I'm a second-year math major taking my first rigorous linear algebra course, and I'm hitting a wall with proofs. I understand the computational aspects, but when asked to prove something like why the set of all polynomials of degree less than or equal to n is a vector space, I struggle to structure my arguments clearly. I know I need to verify the axioms, but my proofs feel messy and I often overlook a subtle closure property. Are there any specific proof techniques or mental frameworks you found helpful when making the jump from calculation to proof in this subject?
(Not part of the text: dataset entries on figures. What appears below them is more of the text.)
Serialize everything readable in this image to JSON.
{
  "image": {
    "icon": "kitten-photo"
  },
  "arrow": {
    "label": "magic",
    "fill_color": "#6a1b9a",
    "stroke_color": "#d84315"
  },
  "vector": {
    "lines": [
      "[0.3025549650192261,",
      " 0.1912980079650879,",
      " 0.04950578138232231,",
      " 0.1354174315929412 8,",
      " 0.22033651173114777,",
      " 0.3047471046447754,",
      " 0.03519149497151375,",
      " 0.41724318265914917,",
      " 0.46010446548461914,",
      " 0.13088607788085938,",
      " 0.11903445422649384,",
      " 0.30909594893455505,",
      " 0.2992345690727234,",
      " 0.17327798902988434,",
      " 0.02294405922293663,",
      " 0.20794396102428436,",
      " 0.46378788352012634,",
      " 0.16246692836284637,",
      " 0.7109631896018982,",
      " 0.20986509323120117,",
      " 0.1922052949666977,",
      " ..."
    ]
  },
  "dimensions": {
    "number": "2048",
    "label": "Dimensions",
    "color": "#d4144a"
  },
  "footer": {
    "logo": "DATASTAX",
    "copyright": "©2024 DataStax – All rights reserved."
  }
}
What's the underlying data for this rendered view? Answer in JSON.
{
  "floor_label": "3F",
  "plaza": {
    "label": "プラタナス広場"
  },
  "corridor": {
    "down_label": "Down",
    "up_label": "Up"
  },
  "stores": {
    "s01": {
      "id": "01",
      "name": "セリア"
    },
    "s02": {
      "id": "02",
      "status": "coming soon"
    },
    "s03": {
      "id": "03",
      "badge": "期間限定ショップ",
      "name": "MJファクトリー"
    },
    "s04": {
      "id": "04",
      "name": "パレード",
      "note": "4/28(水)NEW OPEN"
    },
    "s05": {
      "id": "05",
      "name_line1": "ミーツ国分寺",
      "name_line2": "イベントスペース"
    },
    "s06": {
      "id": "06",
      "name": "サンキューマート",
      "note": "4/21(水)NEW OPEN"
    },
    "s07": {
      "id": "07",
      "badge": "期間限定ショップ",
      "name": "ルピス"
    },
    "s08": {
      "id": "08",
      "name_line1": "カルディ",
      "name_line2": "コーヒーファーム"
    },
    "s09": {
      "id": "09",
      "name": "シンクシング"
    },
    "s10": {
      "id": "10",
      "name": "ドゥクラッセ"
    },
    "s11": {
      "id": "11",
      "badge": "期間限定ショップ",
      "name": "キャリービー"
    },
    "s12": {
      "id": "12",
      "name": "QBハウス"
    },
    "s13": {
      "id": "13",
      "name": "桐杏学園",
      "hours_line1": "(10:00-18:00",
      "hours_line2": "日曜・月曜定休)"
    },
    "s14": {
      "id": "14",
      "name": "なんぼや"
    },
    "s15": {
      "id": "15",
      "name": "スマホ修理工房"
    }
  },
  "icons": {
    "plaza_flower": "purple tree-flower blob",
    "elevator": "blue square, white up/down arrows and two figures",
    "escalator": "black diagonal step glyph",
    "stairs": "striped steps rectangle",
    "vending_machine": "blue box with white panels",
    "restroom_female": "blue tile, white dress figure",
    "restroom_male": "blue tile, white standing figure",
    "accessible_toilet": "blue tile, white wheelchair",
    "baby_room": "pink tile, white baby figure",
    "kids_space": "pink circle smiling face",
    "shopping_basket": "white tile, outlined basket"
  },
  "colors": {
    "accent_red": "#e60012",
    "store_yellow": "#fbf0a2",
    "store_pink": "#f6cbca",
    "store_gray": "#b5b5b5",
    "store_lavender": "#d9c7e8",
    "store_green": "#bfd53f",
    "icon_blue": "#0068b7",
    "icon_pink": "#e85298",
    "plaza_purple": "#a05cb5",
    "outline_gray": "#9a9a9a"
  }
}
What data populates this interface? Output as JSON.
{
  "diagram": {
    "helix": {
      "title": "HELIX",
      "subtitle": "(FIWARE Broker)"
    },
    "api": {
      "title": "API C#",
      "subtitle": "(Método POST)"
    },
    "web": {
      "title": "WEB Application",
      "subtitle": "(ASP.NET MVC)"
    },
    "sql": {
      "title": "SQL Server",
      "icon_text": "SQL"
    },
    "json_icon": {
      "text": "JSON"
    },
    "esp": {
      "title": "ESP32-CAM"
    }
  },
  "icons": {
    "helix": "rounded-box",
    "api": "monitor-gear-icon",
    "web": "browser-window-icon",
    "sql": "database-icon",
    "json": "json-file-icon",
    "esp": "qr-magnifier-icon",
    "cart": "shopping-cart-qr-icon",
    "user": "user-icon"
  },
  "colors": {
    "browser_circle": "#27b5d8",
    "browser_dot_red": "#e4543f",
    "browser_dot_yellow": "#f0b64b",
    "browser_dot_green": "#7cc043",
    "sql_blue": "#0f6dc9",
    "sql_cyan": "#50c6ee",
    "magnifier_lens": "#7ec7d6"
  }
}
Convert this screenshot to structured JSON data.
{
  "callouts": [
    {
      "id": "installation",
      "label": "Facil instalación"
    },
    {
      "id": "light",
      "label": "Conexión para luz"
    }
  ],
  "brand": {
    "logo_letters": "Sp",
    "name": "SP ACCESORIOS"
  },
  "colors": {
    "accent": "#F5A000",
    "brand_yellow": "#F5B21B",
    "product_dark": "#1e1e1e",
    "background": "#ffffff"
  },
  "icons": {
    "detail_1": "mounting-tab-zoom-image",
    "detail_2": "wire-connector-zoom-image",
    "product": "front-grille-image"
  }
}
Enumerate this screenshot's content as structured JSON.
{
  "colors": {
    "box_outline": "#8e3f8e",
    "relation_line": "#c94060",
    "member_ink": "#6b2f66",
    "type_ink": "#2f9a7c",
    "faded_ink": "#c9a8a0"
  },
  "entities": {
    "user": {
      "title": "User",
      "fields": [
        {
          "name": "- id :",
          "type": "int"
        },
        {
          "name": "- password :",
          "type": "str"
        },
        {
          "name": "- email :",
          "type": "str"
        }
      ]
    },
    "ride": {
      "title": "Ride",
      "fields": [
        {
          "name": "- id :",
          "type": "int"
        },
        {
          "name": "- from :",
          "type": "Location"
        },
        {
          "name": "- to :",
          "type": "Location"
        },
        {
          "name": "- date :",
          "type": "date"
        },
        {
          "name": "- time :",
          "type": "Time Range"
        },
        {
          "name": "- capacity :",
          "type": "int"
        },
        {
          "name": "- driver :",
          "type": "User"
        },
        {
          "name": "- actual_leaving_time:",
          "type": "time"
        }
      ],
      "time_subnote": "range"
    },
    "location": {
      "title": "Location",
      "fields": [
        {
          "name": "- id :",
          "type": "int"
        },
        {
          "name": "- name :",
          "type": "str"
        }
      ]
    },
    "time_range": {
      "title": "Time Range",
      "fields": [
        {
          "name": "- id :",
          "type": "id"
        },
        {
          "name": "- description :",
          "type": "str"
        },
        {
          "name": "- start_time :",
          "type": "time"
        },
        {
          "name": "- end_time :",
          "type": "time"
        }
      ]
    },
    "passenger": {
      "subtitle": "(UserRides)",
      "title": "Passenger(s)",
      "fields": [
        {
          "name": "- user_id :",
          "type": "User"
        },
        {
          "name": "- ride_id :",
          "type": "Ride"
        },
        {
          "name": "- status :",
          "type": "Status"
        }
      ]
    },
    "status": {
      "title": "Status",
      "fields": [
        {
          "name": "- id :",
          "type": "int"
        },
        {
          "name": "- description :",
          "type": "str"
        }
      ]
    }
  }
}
I'd appreciate any advice on organizing my thoughts.

[Brandon.R]

Proofs click for me when I treat them like a checklist. For the set of polynomials with degree ≤ n, I start by clearly stating the object, then verify the subspace criteria: it contains the zero polynomial, and it’s closed under addition and scalar multiplication. The tricky part is rarely the operations themselves—the sum of two degree ≤ n polynomials also has degree ≤ n, and scaling doesn't raise the degree.

[JohnXM]

Here's a small skeleton you can use: let p(x)=a0+...+an x^n and q(x)=b0+...+bn x^n. Then (p+q)(x)= (a0+b0)+...+(an+bn)x^n, so deg(p+q) ≤ n. For any scalar c, deg(cp) ≤ n as well. So P≤n is a subspace of R[x] with the usual operations.

[Sofia_W]

Another handy frame is the coefficient-vector view. Map p to (a0,...,an). Addition and scalar multiplication go coordinate-wise, so closure is immediate. This also shows the dimension is n+1. If you want, you can make it formal by defining φ: P≤n → R^{n+1} by φ(p)=(a0,...,an) and noting φ is a linear bijection.

[Ryan.W]

I sometimes prefer reframing: you can prove it's a vector space by showing it's isomorphic to a known space, rather than grinding through axioms. Just be careful to justify the map and its inverse, not pretend it’s obvious.

[LarryL]

Depends on how formal your course expects you to be. Want a ready-to-use write-up? I can draft a clean, bullet-proof version you can adapt for exams. Also, do you work in R[x] over the real numbers, or another field?

[EricLW]

Yep, I’ve tripped over the nitty-gritty before. A quick check list helps: 0 polynomial in the set? yes. Closure under + and scalar mult? verify with generic p and q. Small, precise steps beat a vague argument every time.